May is Mental Health Month and it has never been more important than this year. As we entered 2020, we had no idea that all our worlds were going to be turned upside down by the coronavirus. Or that the associated worry, isolation, loneliness and anxiety would be something that we would all experience.
While we are familiar with viruses like the common cold and the flu, the coronavirus (COVID-19) is new. It presents a situation that none of us could have imagined a few short months ago. The fact that it is extremely contagious has resulted in business closures, social distancing and quarantine measures which have disrupted our daily lives. It is more important now than ever to pay attention to mental health during this time of isolation and uncertainty.
Realize what you can control
One of the most frustrating things about COVID-19 is that so much about the virus and the limitations on where you can go are out of your control. However, there are things that you can control. Focusing on those things can provide you with some comfort. Some of the things you can control include:

  • Your mind and body: Take care of your mental health.

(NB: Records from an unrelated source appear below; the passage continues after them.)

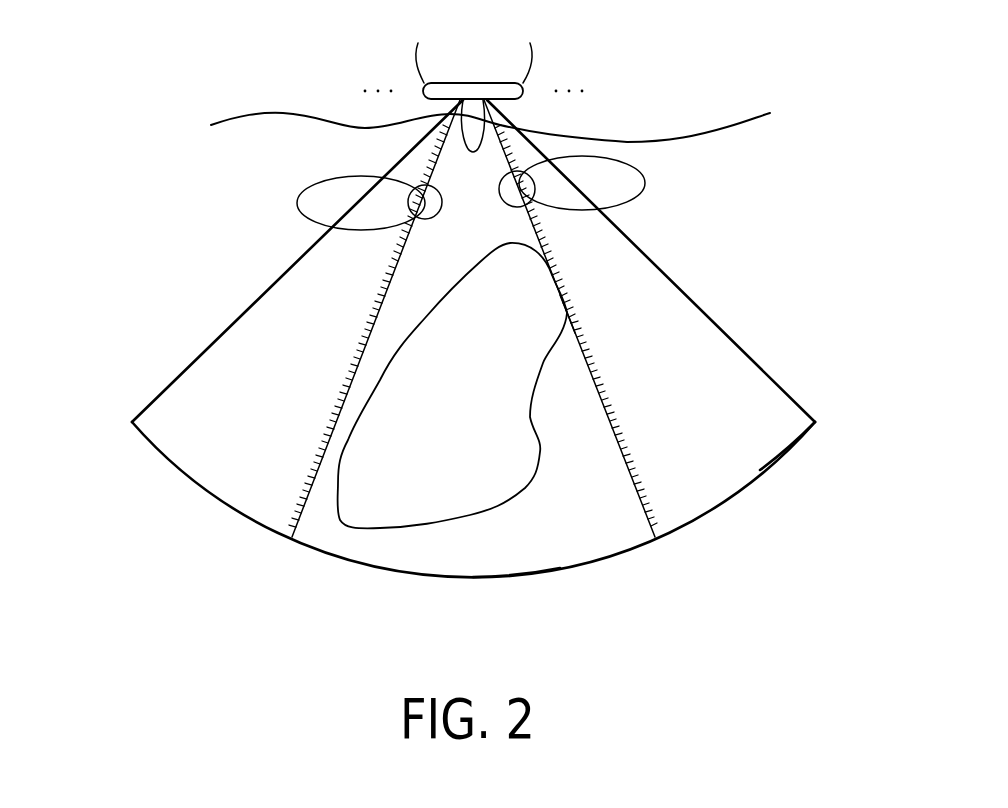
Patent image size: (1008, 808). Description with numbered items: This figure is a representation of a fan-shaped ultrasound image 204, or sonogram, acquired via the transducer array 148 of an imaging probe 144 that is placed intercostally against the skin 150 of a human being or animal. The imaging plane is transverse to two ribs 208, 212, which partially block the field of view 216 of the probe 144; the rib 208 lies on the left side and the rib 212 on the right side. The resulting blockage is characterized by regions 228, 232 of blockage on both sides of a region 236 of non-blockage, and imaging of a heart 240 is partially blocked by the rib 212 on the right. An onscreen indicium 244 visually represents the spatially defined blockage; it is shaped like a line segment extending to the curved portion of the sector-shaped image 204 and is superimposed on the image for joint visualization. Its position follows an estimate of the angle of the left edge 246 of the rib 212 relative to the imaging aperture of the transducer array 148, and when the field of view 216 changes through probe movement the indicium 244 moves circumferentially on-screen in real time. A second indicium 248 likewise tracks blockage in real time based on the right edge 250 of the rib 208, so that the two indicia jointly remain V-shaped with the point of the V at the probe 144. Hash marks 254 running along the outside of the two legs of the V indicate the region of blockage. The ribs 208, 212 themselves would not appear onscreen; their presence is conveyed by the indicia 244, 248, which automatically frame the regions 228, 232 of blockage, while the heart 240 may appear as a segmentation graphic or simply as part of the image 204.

The imaging probe 144 is at (408, 50).
The transducer array 148 is at (487, 83).
The skin 150 is at (733, 122).
The ultrasound image 204 is at (700, 558).
The rib 208 is at (297, 203).
The rib 212 is at (645, 183).
The field of view 216 is at (705, 312).
The region of blockage 228 is at (178, 407).
The region of blockage 232 is at (770, 407).
The region of non-blockage 236 is at (528, 550).
The heart 240 is at (387, 510).
The onscreen indicium 244 is at (622, 440).
The left edge 246 is at (497, 205).
The second indicium 248 is at (328, 432).
The right edge 250 is at (445, 208).
The hash marks 254 is at (592, 330).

  • Your immediate environment: Make responsible choices about when to leave the house.
  • What you consume: Don’t overdo your news intake; get your information from reliable sources, such as the Centers for Disease Control (CDC).

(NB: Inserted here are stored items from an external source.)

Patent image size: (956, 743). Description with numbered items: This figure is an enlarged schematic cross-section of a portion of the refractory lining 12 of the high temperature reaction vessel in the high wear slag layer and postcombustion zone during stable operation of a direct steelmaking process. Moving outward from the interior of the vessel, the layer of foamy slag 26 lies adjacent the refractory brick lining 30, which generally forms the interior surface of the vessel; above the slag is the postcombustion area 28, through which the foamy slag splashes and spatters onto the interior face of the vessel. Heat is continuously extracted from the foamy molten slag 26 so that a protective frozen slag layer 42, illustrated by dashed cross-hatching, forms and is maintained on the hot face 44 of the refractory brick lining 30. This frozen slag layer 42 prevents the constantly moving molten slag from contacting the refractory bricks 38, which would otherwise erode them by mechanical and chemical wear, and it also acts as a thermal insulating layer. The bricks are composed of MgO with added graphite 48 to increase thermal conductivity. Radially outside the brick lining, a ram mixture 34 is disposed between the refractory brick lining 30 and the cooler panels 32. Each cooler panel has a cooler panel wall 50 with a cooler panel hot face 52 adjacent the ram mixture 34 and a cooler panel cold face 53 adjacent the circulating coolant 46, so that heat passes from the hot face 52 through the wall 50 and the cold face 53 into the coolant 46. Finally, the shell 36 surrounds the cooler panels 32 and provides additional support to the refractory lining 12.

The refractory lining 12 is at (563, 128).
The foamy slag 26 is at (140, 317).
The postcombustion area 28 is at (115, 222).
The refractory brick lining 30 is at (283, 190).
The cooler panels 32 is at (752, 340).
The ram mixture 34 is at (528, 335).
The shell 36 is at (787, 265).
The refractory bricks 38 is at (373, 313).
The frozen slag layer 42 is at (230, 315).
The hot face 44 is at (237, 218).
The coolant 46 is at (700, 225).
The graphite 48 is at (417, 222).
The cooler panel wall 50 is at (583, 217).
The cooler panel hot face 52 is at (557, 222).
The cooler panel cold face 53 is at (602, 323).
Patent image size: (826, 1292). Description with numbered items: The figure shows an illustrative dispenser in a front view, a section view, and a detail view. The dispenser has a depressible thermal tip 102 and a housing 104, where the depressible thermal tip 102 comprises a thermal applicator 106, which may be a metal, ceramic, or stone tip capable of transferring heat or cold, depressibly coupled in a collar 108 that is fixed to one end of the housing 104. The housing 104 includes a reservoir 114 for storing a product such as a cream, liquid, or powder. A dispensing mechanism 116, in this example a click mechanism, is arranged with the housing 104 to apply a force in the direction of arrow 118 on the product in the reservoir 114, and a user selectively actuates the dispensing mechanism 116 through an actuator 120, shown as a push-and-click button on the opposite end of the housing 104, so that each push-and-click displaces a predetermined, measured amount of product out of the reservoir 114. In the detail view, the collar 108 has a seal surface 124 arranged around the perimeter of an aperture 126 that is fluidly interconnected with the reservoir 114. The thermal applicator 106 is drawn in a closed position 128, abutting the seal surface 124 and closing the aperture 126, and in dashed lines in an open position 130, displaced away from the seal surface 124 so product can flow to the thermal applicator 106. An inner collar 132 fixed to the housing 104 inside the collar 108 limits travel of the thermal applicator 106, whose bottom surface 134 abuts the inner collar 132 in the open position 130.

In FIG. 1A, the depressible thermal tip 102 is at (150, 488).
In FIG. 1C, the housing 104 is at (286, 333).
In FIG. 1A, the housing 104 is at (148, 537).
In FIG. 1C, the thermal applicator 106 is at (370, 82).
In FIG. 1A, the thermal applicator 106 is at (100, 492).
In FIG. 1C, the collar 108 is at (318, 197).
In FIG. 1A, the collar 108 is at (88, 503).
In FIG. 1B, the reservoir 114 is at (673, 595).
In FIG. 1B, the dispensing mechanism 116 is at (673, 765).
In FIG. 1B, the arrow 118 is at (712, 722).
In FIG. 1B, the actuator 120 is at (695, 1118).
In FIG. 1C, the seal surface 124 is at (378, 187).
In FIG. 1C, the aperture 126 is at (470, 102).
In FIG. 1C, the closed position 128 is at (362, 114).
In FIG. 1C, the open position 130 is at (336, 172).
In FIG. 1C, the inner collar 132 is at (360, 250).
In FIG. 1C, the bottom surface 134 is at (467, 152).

  • How you prepare: If you take medication, get refills and keep a month’s supply at home if possible.

Managing anxiety
It is normal to be worried and stressed during times of crisis. While worry is a part of anxiety, people with anxiety tend to experience more exaggerated feelings of worry and tension. In extreme cases of anxiety, people may experience a panic attack. Panic attacks are often mistaken for heart attacks at first, but usually go away when people can talk to someone else to calm their fears and practice deep breathing.
Stay connected
Social connectedness is critically important to warding off loneliness and resulting depression. Stay connected with friends and family by Skype, FaceTime, email, messenger and text, especially those who may be isolated. Be ready to listen to their concerns and share yours. 
Crisis hotlines and textlines
If you experiencing emotional distress related to the COVID-19 pandemic, crisis counselors are available 24/7, 365 days a year. Call 1-800-985-5990 or text “TalkWithUs” to 66746.
If you or someone you know is in an emergency, call The National Suicide Prevention Lifeline at 800-273-TALK (8255), or call 911 immediately. You can also chat with a counselor at
Companion Benefit Alternatives (CBA) wants everyone to know that mental illnesses are real, that recovery is always the goal and that help is available.